Furthermore, lesion studies have shown that specific movement deficits manifest bilaterally, despite the unilateral nature of the lesion, perhaps indicating a disruption in this parallel processing (Maenza et al. 2021; Mani et al. 2013; Noskin et al. 2008; Schaefer et al. 2007). Our model of motor lateralization is a bi-hemispheric model that is consistent with the idea that each hemisphere contributes different processes to motor planning and control, as reflected by previously published simulation studies (Jayasinghe et al. 2020; Yadav and Sainburg 2011, 2014). We now suggest that, during the course of evolution, reduction in reaction time through hand specialization and selection bias may have aided in the performance of many primitive tasks, such as rapid escape and combative behaviors.

Conclusion

The present study investigated the processes that underlie hand selection in motor behaviors.
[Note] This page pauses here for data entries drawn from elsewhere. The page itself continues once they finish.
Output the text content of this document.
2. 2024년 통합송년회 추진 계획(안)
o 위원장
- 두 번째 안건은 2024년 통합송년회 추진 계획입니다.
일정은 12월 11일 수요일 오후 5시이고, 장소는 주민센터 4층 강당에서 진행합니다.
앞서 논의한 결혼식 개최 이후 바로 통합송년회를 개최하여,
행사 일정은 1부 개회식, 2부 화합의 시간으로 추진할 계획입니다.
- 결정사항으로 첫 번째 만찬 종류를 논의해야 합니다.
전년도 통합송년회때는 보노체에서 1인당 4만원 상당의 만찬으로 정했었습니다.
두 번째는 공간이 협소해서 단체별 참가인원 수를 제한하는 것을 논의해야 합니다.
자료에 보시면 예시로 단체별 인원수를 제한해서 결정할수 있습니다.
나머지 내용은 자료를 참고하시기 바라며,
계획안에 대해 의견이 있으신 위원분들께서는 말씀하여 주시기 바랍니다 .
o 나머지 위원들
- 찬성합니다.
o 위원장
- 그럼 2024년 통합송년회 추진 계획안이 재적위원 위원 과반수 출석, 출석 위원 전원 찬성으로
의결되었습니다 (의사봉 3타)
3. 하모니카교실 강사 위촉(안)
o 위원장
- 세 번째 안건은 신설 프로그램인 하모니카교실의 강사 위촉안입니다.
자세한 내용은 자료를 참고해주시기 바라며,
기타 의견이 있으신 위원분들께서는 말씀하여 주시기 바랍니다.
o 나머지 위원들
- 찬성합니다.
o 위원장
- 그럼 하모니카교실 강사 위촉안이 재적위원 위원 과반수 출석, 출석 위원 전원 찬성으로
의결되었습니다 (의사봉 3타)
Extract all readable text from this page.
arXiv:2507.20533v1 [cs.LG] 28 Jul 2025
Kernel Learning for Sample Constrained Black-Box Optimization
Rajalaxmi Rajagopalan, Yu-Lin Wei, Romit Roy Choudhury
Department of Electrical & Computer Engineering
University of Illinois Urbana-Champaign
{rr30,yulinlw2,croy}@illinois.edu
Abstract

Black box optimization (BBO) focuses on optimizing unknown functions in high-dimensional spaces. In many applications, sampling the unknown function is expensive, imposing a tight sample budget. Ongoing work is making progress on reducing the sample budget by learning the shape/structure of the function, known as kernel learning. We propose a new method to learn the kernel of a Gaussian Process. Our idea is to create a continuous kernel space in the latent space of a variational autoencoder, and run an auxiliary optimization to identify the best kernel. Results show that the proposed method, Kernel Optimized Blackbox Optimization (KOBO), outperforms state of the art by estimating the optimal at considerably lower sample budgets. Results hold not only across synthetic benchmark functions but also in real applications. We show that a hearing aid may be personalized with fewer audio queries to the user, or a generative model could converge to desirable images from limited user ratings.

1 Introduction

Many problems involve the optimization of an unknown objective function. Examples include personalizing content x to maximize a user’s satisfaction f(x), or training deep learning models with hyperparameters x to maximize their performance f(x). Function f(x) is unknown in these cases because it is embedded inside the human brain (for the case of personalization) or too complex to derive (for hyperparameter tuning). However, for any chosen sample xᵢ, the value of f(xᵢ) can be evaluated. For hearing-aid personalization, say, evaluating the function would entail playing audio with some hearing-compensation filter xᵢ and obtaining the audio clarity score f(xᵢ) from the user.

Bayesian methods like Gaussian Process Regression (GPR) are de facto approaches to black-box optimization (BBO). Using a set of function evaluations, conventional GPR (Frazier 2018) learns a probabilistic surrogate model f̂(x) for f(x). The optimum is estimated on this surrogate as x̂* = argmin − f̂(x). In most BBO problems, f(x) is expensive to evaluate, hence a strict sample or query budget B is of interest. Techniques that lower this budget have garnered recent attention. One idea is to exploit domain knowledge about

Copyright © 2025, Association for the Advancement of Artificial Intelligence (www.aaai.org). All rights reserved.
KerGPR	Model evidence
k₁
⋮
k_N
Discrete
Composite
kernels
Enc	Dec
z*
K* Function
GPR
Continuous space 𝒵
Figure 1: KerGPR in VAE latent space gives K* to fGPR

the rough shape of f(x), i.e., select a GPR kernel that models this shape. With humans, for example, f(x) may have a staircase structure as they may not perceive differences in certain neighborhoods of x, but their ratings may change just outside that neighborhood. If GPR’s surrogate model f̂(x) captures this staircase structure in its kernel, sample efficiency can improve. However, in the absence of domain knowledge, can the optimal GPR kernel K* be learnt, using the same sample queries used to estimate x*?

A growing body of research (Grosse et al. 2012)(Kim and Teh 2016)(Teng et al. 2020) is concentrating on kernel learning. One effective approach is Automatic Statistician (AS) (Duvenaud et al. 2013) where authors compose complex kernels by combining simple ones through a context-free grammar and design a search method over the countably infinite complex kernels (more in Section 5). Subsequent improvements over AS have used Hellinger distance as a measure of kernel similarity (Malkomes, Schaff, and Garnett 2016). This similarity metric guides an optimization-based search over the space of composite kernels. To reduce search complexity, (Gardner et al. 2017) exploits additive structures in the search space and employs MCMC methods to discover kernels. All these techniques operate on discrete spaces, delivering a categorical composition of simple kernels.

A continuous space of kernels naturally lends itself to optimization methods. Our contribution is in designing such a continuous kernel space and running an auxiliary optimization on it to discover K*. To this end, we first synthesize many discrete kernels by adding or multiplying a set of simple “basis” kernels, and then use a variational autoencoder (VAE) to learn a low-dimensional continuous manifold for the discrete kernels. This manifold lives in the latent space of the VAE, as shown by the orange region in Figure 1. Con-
We observed differences in reaction time between the dominant and non-dominant hands under choice conditions but no difference in reaction time between the hands under no-choice conditions. While the exact mechanisms behind this asymmetry remain unknown, we propose that a dominant hand bias for hand selection may have contributed to increased non-dominant hand reaction times observed during reaching under the hand-choice condition. Further investigation is necessary to resolve the extent to which a dominant hand bias interacts with predicted performance advantages to influence the hand selection decision-making process.